Press Citizen: Iowa City Robotics Club Working against the Clock
Iowa City Press Citizen
by Rob Daniel
The robot is supposed to be able to reach out and pick up different-shaped inner tubes and place them on plastic pegs.
At least, it will when the students of the Iowa City Robotics Club finish with it.
The club, comprised of City High and West High students, have spent the last four weeks constructing a robot to do those tasks for the First Robotics Competition. They will compete in the competition’s regional contest March 9-12 in Milwaukee and then the national contest in late April in St. Louis, said Kay Nigg, a West High math teacher and a faculty adviser for the team.
“They design a robot, they build a robot,” she said. “We only have six weeks to do it.”
The club’s robot was nearly complete Thursday night as the students began working on it again at City High. Nigg said the robot must be built using a combination of skills in engineering, electronics, mechanics and computer programming.
“Nobody’s really an expert,” Nigg said. “It’s a great opportunity for kids to build on an idea.”
Among those building on the idea was Lydia Somers. A West High senior who is serving as the robotics club’s president this year, she said she was in charge of bringing together the various aspects of the team to ensure the robot did what it is supposed to do.
She said she was confident about doing well in Milwaukee but was unsure where they would finish.
“You know what the game will be, but you don’t know how it will turn out until you get there,” Somers, 17, said. “It’s putting in the time to get it done.”
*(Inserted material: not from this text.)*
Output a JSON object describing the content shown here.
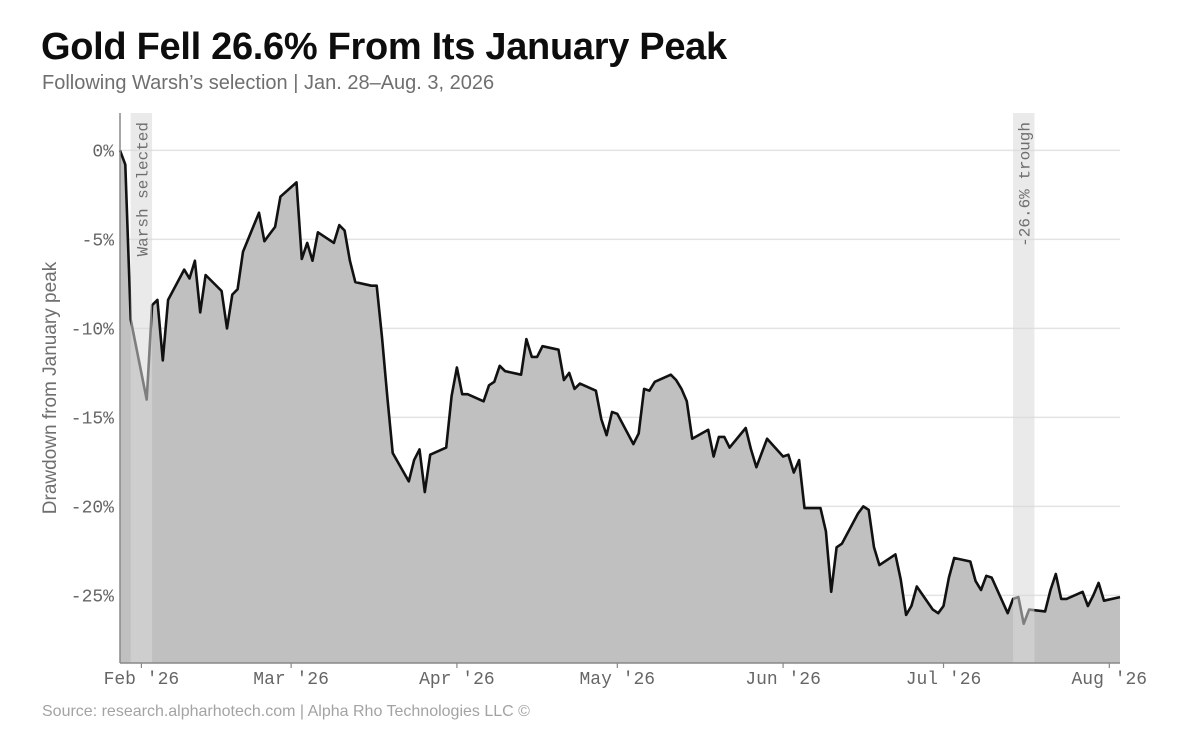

City High sophomore Doron Tsachor, 15, is overseeing the wiring of the robot. He said it is a detailed-oriented task that needs to be precise to ensure the motors correspond with computer programming.
“The electronics is the most fragile part of the robot and the most expensive,” he said, adding he has not been working with a wiring diagram as he has in the past. “If you make a mistake, you could fry the robot. It’s all been very exciting.”
West High sophomore Asya Bergal, 15, has been working as the head programmer. She said she has enjoyed her time in working on the robot, ensuring that it responds to what the students want it to do. That includes making sure the robot is able to complete the task on its own for the first 15 seconds before a student can take over the controls, according to the rules.
“It’s the closest you can get to a real world engineering experience in high school,” she said.